Tom Walker asked:

> And, what lessons might be learned from
>the passage of proposition 209?

That, ironically enough, the more people become alike in terms of universal
criteria, the more virulent discrimination will become in order to maintain
a racialized hierarchy of labor?

Or is it that the more whites (an interesting category) feel that they may
lose political power due to their impending minority status, the more they
will insist on the right to maintain prejudices "for their own"?  Is this
why California has been the site for both Props 187 (the attack on
trabajadores sin papeles) and 209, that whites imagine themselves here as a
group headed for minority status?  And do whites imagine themselves in this
paranoid way in no small part because census data, kept in racial
categories, continuously reminds them of how they will soon be "pinced" ,
as best-selling immigration expert Peter Brimelow puts it,  in between
Blacks, Hispanics and Asians?

Or is it that by creating greater and greater controversy over the
racialized divisions in the workforce (lawsuits and other controversies are
already proliferating over the interpretaiton of Prop 209) and distrust
among workers generally (of course the Bigger Simpson spectacle has made no
small contribution here), Pete Wilson has ensured that there will be little
progress in the political organization of labor as a racialized majority
turns on a racialized minority?
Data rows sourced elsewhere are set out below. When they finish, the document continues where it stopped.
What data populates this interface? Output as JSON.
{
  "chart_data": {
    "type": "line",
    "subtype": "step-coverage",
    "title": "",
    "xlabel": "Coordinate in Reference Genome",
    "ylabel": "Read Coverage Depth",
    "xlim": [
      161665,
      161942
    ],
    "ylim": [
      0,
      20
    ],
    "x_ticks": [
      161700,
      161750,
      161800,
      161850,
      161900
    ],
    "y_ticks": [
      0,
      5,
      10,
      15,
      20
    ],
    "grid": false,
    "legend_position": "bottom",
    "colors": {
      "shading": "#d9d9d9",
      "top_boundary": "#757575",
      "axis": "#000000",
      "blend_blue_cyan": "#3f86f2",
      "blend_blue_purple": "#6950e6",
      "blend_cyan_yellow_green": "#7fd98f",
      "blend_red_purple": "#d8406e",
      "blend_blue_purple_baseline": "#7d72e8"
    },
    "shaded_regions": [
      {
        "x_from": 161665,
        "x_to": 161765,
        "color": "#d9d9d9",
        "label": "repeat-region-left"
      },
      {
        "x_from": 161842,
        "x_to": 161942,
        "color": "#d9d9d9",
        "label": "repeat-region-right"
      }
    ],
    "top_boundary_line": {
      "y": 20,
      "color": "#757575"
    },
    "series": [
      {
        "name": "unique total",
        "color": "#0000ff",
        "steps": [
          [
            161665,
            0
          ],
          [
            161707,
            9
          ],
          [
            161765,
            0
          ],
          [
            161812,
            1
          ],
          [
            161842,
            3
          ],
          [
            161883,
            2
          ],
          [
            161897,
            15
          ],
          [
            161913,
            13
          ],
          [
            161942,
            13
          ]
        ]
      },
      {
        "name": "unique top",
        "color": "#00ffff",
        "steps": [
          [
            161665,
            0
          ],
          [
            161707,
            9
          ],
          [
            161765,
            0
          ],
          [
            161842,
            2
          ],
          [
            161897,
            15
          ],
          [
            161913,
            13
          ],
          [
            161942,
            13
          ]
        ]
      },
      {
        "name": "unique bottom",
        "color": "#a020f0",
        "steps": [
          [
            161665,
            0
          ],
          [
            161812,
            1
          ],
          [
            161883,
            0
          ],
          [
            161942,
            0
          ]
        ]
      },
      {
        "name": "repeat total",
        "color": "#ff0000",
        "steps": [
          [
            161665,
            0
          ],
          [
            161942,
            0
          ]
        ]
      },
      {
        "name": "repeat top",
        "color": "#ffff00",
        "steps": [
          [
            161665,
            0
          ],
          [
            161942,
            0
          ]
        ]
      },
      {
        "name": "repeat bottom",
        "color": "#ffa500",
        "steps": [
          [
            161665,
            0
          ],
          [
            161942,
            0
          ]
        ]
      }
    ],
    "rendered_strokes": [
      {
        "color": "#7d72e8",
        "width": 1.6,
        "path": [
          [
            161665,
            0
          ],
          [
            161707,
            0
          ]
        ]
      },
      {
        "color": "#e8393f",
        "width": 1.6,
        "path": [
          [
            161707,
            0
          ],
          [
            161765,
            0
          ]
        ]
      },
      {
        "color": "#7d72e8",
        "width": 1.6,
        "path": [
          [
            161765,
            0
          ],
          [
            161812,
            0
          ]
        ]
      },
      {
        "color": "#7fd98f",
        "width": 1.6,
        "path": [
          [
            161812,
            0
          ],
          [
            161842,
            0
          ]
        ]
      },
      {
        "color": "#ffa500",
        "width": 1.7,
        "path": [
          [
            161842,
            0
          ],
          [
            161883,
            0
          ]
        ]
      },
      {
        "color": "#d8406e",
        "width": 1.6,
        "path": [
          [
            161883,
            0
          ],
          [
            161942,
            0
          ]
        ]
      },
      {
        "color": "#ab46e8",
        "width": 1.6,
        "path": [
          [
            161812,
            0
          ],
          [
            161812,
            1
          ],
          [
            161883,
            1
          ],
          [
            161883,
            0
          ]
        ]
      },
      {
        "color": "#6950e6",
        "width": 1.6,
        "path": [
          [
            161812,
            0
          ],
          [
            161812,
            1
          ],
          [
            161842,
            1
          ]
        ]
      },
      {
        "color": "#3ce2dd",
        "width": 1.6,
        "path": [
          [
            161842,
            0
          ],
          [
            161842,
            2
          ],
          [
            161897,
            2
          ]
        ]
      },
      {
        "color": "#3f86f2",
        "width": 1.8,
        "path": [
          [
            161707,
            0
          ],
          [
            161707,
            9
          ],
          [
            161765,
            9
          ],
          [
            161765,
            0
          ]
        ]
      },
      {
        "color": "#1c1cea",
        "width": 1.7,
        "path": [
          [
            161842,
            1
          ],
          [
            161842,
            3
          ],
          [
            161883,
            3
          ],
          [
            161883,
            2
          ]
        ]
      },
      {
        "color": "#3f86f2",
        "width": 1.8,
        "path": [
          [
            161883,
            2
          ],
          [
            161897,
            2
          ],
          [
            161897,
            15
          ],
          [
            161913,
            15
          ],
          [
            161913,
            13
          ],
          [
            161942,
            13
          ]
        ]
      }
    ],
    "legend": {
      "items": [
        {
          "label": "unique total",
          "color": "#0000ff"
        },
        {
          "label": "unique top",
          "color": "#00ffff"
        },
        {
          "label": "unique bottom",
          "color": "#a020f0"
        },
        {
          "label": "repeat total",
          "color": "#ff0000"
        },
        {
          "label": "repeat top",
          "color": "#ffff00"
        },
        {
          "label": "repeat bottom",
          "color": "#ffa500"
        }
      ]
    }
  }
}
Jim Devine would know the details, but
Michael Reich has attempted to show a positive correlation between racial
inequality and intra-white inequality. I don't know how much greater the
mean income of whites is to their median  but I would think it is
sufficiently great to raise the question of whether we may be witnessing
the emergence of two nations among "whites."

Or do firms just wanted to rationalize the costs of meeting EEOC
requirements and the right to resort to statistical discrimination as a way
to rationalize screening costs, whenever it is convenient?